Around 110 000 people (3,55% of all) have declared imposable income between 1022 euro and 1534 euro, while in the next group enter 77 688 people (2,47% of all). 16 237 (0,51%) have had income between 3068 and 4601 euro.
It is worrying that the group of the poor doesn’t get smaller, but increases by around 30 000 people, which is 1,8% of the overall number of people in this group in 2017. At the same time the group of the rich increases by around 14%.
If we merge the two groups with income above 3068 euro per month, these are 1,08% of all the people who pay taxes in Bulgaria.

(source: Bulgarian Ministry of Finance)

Seen through looking glass, inequality even only in the top group is enormous. The incomes, which are hidden in offshore zones and other schemes, which the people at the top of social pyramid can use, don’t enter in the calculation.

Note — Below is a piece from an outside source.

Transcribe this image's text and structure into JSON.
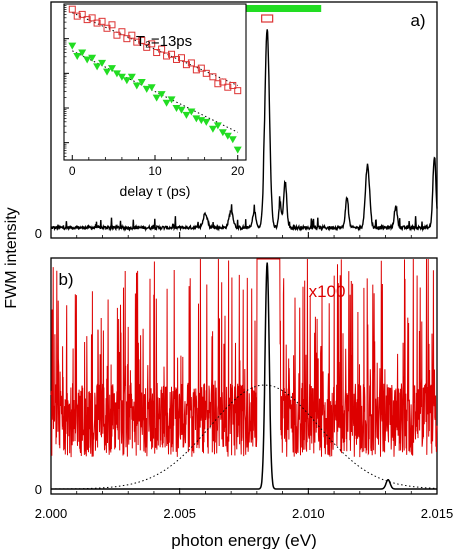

That is how for a consecutive year it gets confirmed that no matter how much the rulers laud themselves over the low levels of unemployment, this fact remains without much importance, when close to 2,5 million people don’t make sufficient money through labour in order to allow for a decent life. A large part of more than 2 million pensioners with a medium pension of around 189 euro don’t enter in the calculations too.
The data, which Vladislav Goranov has presented, should be discussed at any conference or seminar on the phenomenon of “working poor”. The distribution in the various groups shows for a consecutive time how disputable it is to speak in Bulgaria about “middle class”. This notion should mean “a large group of people, which is situated between the very poor and the very rich in a society”, but such group simply doesn’t exist in Bulgaria. The data is telling for everyone who speculates with the notion “medium salary” – an indicator, which doesn’t quite have a sense to be consulted, because of the big deviations and the big inequality, which puts Bulgaria in the top of the EU in negative sense.